La eficiencia de Daniel fue aterradora.
Aún por la mañana, susurraba promesas en mi cama que la junta no le dejó opción. Y antes del mediodía, el ático entero bullía de actividad.
El mayordomo comprando muebles infantiles, los sirvientes preparando habitaciones y el chef preguntando por alergias alimentarias.
Observé con frialdad, tomé mi maleta ya empacada y caminé hacia la entrada.
De pronto, una taza voló hacia mí. El café hirviendo empapó mi blusa de seda, quemando la piel.
—¡Mala mujer!
Un niño de unos 9 años en la escalera, con otra taza en la mano.
La niña a su lado grababa con su celular:
—Mamá tiene razón, ¡tenemos que enseñarle a no molestar a papá!
La segunda taza estalló a mis pies, astillas de porcelana volando.
Intenté esquivar y chocé con una figura detrás de mí.
Victoria, en traje Chanel, me miraba desde arriba:
—La novia de Daniel, ¿no? Qué lamentable.
Alargó sarcásticamente la palabra novia, su sonrisa carmesí curvándose con desdén.
Intenté hablar, pero el niño bajó corriendo y me empujó con fuerza. Caí de rodillas contra el mármol, el dolor irradiando por toda la pierna.
—¿Quién te crees para mirar a mi mamá? —la niña me arañó el brazo con uñas afiladas— ¡Una basura debe arrodillarse!
Victoria se ajustó la falda con elegancia:
—Mis tesoros son apasionados. Pero —se inclinó, usando la hebilla de su Hermès para levantar mi cabeza—, ¿crees que Daniel los regañaría?

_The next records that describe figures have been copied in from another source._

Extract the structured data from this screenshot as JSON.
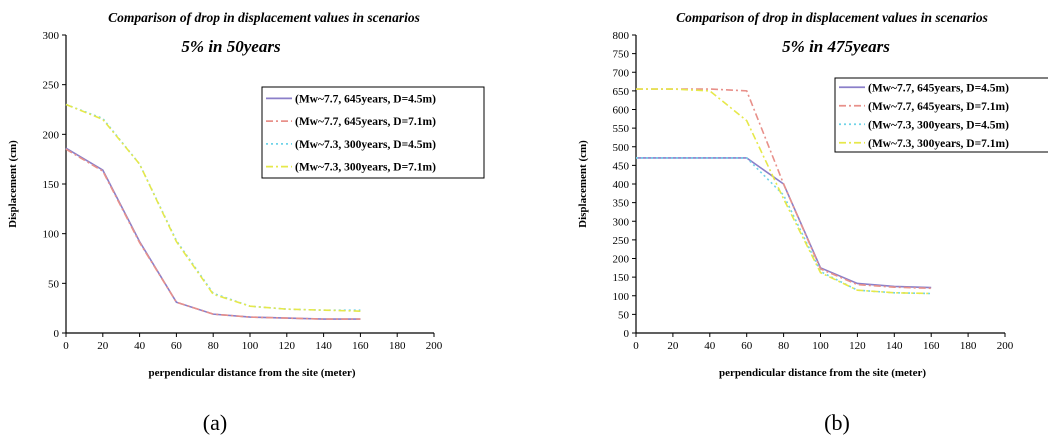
{
  "chart_data": [
    {
      "type": "line",
      "panel_label": "(a)",
      "title": "Comparison of drop in displacement values in scenarios",
      "subtitle": "5% in 50years",
      "xlabel": "perpendicular distance from the site (meter)",
      "ylabel": "Displacement (cm)",
      "xlim": [
        0,
        200
      ],
      "ylim": [
        0,
        300
      ],
      "xticks": [
        0,
        20,
        40,
        60,
        80,
        100,
        120,
        140,
        160,
        180,
        200
      ],
      "yticks": [
        0,
        50,
        100,
        150,
        200,
        250,
        300
      ],
      "grid": false,
      "legend_position": "top-right",
      "x": [
        0,
        20,
        40,
        60,
        80,
        100,
        120,
        140,
        160
      ],
      "series": [
        {
          "name": "(Mw~7.7, 645years, D=4.5m)",
          "color": "#8b7fc9",
          "dash": "solid",
          "values": [
            186,
            164,
            92,
            31,
            19,
            16,
            15,
            14,
            14
          ]
        },
        {
          "name": "(Mw~7.7, 645years, D=7.1m)",
          "color": "#e8908a",
          "dash": "dashdot",
          "values": [
            185,
            163,
            91,
            31,
            19,
            16,
            15,
            14,
            14
          ]
        },
        {
          "name": "(Mw~7.3, 300years, D=4.5m)",
          "color": "#6fd3e8",
          "dash": "dot",
          "values": [
            230,
            216,
            170,
            93,
            40,
            27,
            24,
            23,
            23
          ]
        },
        {
          "name": "(Mw~7.3, 300years, D=7.1m)",
          "color": "#e6e84a",
          "dash": "dashdot",
          "values": [
            230,
            215,
            170,
            92,
            39,
            27,
            24,
            23,
            22
          ]
        }
      ]
    },
    {
      "type": "line",
      "panel_label": "(b)",
      "title": "Comparison of drop in displacement values in scenarios",
      "subtitle": "5% in 475years",
      "xlabel": "perpendicular distance from the site (meter)",
      "ylabel": "Displacement (cm)",
      "xlim": [
        0,
        200
      ],
      "ylim": [
        0,
        800
      ],
      "xticks": [
        0,
        20,
        40,
        60,
        80,
        100,
        120,
        140,
        160,
        180,
        200
      ],
      "yticks": [
        0,
        50,
        100,
        150,
        200,
        250,
        300,
        350,
        400,
        450,
        500,
        550,
        600,
        650,
        700,
        750,
        800
      ],
      "grid": false,
      "legend_position": "top-right",
      "x": [
        0,
        20,
        40,
        60,
        80,
        100,
        120,
        140,
        160
      ],
      "series": [
        {
          "name": "(Mw~7.7, 645years, D=4.5m)",
          "color": "#8b7fc9",
          "dash": "solid",
          "values": [
            470,
            470,
            470,
            470,
            400,
            175,
            133,
            125,
            122
          ]
        },
        {
          "name": "(Mw~7.7, 645years, D=7.1m)",
          "color": "#e8908a",
          "dash": "dashdot",
          "values": [
            655,
            655,
            655,
            650,
            400,
            172,
            130,
            123,
            120
          ]
        },
        {
          "name": "(Mw~7.3, 300years, D=4.5m)",
          "color": "#6fd3e8",
          "dash": "dot",
          "values": [
            470,
            470,
            470,
            470,
            370,
            165,
            115,
            108,
            106
          ]
        },
        {
          "name": "(Mw~7.3, 300years, D=7.1m)",
          "color": "#e6e84a",
          "dash": "dashdot",
          "values": [
            655,
            655,
            650,
            570,
            360,
            162,
            115,
            108,
            106
          ]
        }
      ]
    }
  ]
}
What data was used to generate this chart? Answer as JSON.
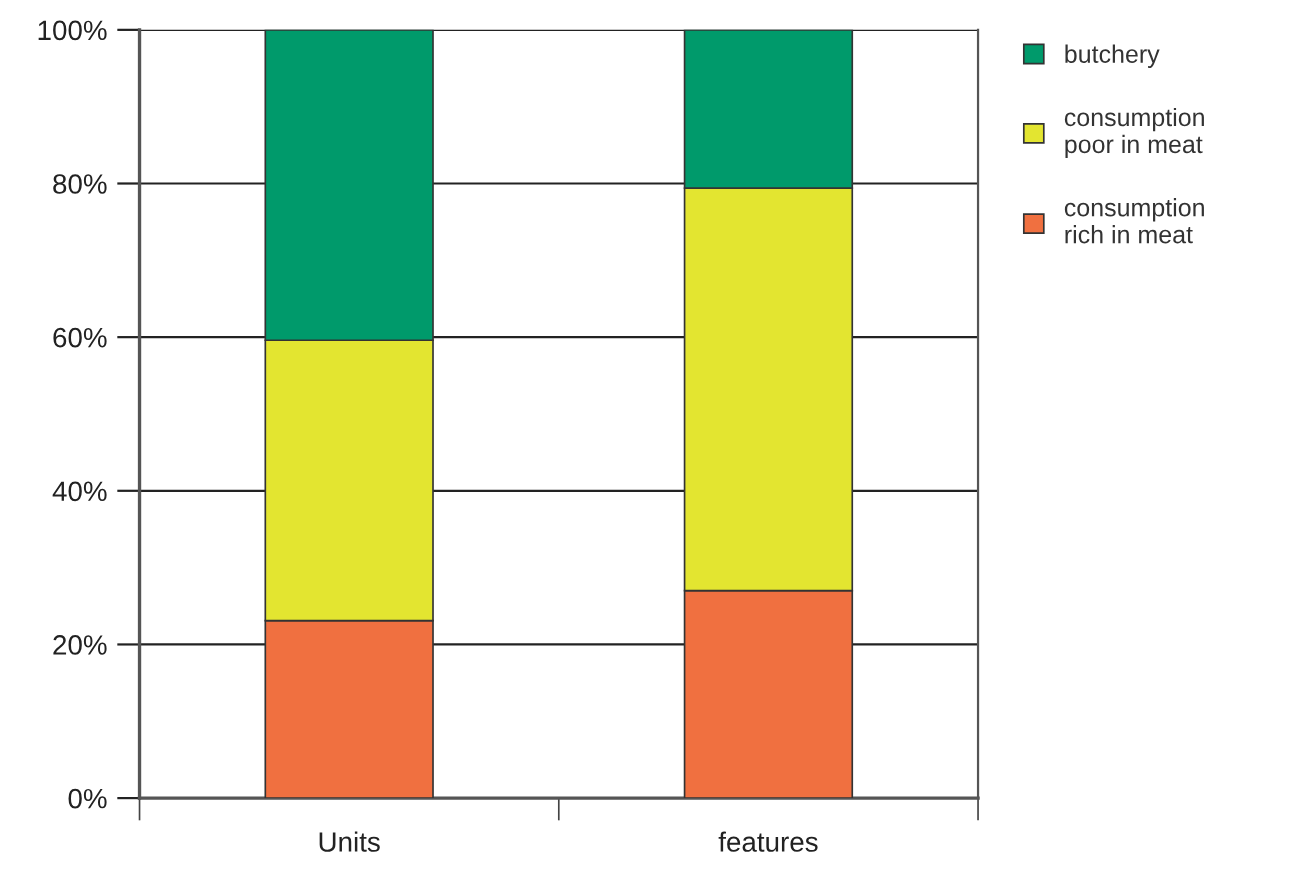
{
  "chart_data": {
    "type": "bar",
    "stacked": true,
    "categories": [
      "Units",
      "features"
    ],
    "series": [
      {
        "name": "consumption\nrich in meat",
        "color": "#f07040",
        "values": [
          23.1,
          27.0
        ]
      },
      {
        "name": "consumption\npoor in meat",
        "color": "#e3e530",
        "values": [
          36.5,
          52.4
        ]
      },
      {
        "name": "butchery",
        "color": "#009a6b",
        "values": [
          40.4,
          20.6
        ]
      }
    ],
    "ylim": [
      0,
      100
    ],
    "yticks": [
      {
        "value": 0,
        "label": "0%"
      },
      {
        "value": 20,
        "label": "20%"
      },
      {
        "value": 40,
        "label": "40%"
      },
      {
        "value": 60,
        "label": "60%"
      },
      {
        "value": 80,
        "label": "80%"
      },
      {
        "value": 100,
        "label": "100%"
      }
    ],
    "grid": "y",
    "legend": "top right"
  }
}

En ese momento, el niño agarró un jarrón y me arrojó el agua sucia a la cara:
—¡Papá nos ama más! ¡Aunque te echemos, él siempre estará de nuestro lado!
El agua turbia me cegó. Solo oí a Victoria ordenar al mayordomo:
—Revisa su maleta, veamos qué intenta robar.
—Nada...
Antes de terminar, un golpe brutal me impactó el vientre.
La niña blandía un palo:
—¡Por arrastrarte tras papá! ¡Por arruinar nuestra familia! Mamá dice que si desapareces, papá será solo nuestro!
Me encogí en el suelo, la agonía nublando mi visión.
Victoria susurró dulcemente:
—Iba a dejarte ir con dignidad, pero quedar embarazada ahora, qué mala suerte.
La niña sonreía con una crueldad surreal en su rostro infantil, cada golpe del palo me nublaba la vista. Justo cuando el dolor me arrastraba hacia la oscuridad, una voz cortó el aire:
—¡Alto!
Daniel estaba en la entrada.
Entre mi visión borrosa, lo vi avanzar y arrebatar el palo a la niña.
Los dos niños se miraron y de inmediato se abalanzaron sobre él llorando:
—¡Papá! Ella dijo que éramos bastardos, que llamaría a la policía para agarrarnos.
—¡Y golpeó a Sophie! —el niño levantó la manga de la niña, mostrando marcas rojas— ¡Mira!
La expresión de Daniel se congeló. Sus ojos saltaban entre los niños y yo.
En ese momento, un dolor desgarrador en el vientre.
La sangre cálida brotó entre mis piernas, expandiéndose en un rojo violento sobre el mármol blanco.
—Llama al 911… —arrastré mi mano manchada de sangre hacia su pantalón— Es tu bebé.
Daniel se tensó. Pero la risa suave de Victoria lo paralizó.
—Buena actuación —ella se limpiaba las manos con un pañuelo—, ¿No la tenías con anticonceptivos? ¿Cómo va a tener tu bebé?